The artist specialised in sculpture, glass-painting and canvas’ painting, and his favourite subjects were portraits, animals and flowers. Unlike his subjects, the styles and the painting techniques have changed along the years. Lennarts started working under the influence of CoBrA, joining efforts with the artist association and later art centre Vrije Expressieven (Free Expressive) in the 1956. In a decade later he constituted the anarchical collective Schijt aan Schilderkunst (Bollocks to Painting, SAS). It was by the exhibition titled after the SAS that Lennarts led the world see his fascination for the green colour, even producing his own “lennartsgreen”. After the American Pop Art he created collages, panels and polyptichs while he was also engaged with social projects. In 1970 another exhibition took place: Tot lering en vermaak (To education and enjoyment, Van Abbemuseum) in order to bring art closer to people and make it more understandable. Johan Lennarts, Ad Snijders and Lukas Smits organized the show and according to their conclusion that artists should be involved in planning the living environment, they decorated the exhibiting space as a private house.

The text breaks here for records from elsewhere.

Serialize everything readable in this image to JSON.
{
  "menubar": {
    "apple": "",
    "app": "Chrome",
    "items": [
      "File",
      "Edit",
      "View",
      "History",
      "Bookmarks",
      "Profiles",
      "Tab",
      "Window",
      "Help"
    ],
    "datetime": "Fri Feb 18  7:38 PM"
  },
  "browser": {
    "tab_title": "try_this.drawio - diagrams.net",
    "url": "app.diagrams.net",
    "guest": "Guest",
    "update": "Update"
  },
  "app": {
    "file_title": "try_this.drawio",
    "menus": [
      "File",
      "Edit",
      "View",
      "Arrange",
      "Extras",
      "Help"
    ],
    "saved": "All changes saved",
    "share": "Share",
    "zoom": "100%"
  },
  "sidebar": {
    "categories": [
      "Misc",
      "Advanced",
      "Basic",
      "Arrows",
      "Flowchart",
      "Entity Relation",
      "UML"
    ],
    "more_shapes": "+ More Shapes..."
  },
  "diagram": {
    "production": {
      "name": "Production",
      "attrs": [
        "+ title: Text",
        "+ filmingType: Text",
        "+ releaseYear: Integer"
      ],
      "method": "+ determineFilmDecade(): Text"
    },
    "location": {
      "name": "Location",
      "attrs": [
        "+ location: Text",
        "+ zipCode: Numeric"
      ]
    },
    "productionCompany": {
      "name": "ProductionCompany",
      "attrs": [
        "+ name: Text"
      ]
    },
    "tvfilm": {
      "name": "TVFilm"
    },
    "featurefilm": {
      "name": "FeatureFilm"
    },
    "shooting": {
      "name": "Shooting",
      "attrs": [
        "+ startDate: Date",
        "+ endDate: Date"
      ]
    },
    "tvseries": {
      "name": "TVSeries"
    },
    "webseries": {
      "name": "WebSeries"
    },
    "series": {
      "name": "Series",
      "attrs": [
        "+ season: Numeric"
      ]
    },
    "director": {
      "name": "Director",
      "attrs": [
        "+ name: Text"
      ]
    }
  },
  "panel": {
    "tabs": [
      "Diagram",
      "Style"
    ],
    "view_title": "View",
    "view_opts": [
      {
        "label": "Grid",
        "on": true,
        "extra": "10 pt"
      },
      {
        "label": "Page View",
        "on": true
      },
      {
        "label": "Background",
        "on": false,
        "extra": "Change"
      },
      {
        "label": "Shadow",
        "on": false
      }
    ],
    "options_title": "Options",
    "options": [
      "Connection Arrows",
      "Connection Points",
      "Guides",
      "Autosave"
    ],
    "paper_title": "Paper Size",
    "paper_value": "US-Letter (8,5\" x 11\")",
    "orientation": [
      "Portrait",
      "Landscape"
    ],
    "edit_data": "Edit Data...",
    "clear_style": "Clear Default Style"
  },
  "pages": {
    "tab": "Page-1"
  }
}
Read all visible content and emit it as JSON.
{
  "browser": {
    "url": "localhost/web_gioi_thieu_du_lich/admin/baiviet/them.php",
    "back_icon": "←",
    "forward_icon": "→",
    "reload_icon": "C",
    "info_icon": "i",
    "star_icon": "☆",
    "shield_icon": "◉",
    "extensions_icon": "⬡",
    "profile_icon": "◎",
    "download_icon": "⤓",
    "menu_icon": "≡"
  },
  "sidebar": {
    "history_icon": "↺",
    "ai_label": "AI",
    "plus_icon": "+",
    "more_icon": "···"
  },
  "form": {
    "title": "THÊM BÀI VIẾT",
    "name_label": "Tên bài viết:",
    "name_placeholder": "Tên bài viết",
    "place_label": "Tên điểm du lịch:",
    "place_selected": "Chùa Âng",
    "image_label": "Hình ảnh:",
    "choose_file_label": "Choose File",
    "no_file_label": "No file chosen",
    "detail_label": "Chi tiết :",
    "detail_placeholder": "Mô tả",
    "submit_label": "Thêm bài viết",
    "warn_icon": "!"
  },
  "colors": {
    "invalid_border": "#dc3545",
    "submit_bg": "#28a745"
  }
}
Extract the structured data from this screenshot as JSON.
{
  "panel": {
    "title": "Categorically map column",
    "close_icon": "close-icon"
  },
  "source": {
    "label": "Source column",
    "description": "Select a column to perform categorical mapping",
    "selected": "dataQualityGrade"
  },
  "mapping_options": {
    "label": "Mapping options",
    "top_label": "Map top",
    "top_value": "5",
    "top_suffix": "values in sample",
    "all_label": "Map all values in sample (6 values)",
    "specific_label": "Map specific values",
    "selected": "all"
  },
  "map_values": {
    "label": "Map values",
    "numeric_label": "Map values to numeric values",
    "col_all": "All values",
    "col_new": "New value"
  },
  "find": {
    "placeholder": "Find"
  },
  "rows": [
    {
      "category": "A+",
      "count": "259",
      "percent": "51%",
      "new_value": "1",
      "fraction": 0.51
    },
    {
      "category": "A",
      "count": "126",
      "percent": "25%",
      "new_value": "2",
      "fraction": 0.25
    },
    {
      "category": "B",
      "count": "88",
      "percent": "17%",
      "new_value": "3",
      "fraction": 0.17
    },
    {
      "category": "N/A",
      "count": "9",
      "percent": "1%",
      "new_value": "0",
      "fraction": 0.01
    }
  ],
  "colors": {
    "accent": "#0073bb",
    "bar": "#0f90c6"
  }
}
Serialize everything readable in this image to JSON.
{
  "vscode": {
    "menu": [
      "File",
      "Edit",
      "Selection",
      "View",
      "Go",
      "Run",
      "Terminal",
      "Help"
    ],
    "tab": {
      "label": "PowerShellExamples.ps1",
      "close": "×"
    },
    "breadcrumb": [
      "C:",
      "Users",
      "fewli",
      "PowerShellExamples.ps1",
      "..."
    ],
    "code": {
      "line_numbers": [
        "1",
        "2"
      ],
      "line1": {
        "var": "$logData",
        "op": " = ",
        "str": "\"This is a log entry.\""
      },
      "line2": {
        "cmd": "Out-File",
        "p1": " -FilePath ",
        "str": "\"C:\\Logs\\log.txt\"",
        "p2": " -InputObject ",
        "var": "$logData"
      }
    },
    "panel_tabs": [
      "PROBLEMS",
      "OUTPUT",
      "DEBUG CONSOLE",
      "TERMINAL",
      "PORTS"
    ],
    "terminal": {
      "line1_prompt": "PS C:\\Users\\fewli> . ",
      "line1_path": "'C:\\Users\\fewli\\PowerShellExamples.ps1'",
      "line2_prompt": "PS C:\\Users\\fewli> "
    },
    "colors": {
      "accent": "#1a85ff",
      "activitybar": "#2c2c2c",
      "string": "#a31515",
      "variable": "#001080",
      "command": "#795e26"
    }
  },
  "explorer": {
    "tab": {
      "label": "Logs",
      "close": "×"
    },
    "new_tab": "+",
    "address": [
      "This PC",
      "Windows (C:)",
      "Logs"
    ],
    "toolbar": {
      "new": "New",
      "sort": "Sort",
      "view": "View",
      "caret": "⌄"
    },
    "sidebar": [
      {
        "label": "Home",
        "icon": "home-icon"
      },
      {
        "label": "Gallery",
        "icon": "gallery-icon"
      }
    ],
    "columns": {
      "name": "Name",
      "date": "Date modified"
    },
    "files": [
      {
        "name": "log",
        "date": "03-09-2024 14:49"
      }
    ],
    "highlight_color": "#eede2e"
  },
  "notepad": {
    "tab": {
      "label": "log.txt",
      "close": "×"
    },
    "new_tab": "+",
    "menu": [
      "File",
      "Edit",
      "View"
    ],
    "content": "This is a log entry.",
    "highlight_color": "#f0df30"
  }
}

The “second Lennarts” was born in the 1970s, when the artist presented cheerful landscapes executed in a calligraphic manner to the public. This period was marked by the artist’s philosophic readings of Ludwig Wittgenstein and Martin Heidegger and the questions that he posed to himself. Empty places populate the paintings of this second phase: polder landscapes, empty park stations, empty trains, parks and house interiors. His intellectual interests were also put down into words in a vast written corpus. Lennarts wrote poems, theatre plays and novels being prized by the city of Eindhoven incentive contest for his texts in Raam (1967) and by the same city for his novel Koekoeksklok in Utopia (A Cuckoo Clock in Utopia, 1985). His work has been on display in the Netherlands, Belgium, France, Surinam and several art works belong to the contemporary art collections of both the Stedelijk Museum in Amsterdam and Stedelijk Van Abbemuseum in Eindhoven. The artist belonged to the association BBK Amsterdam (1969–1981) and Arti et Amicitiae (1981–1991). Lennarts lived in Eindhoven until 1969, then in Griendtsveen (1976–1983), Amsterdam (1983–1987), and finally in France where he died in 1991.

Phillip Peters, in his book An Impressionist of the Human Condition', is quoted saying, “I believe that Lennarts depicted the human condition in the form of ‘fleeting moments’ (…) Lennart’s ‘snapshots’ of the human condition constitute a special representation of one of the great themes of mankind.”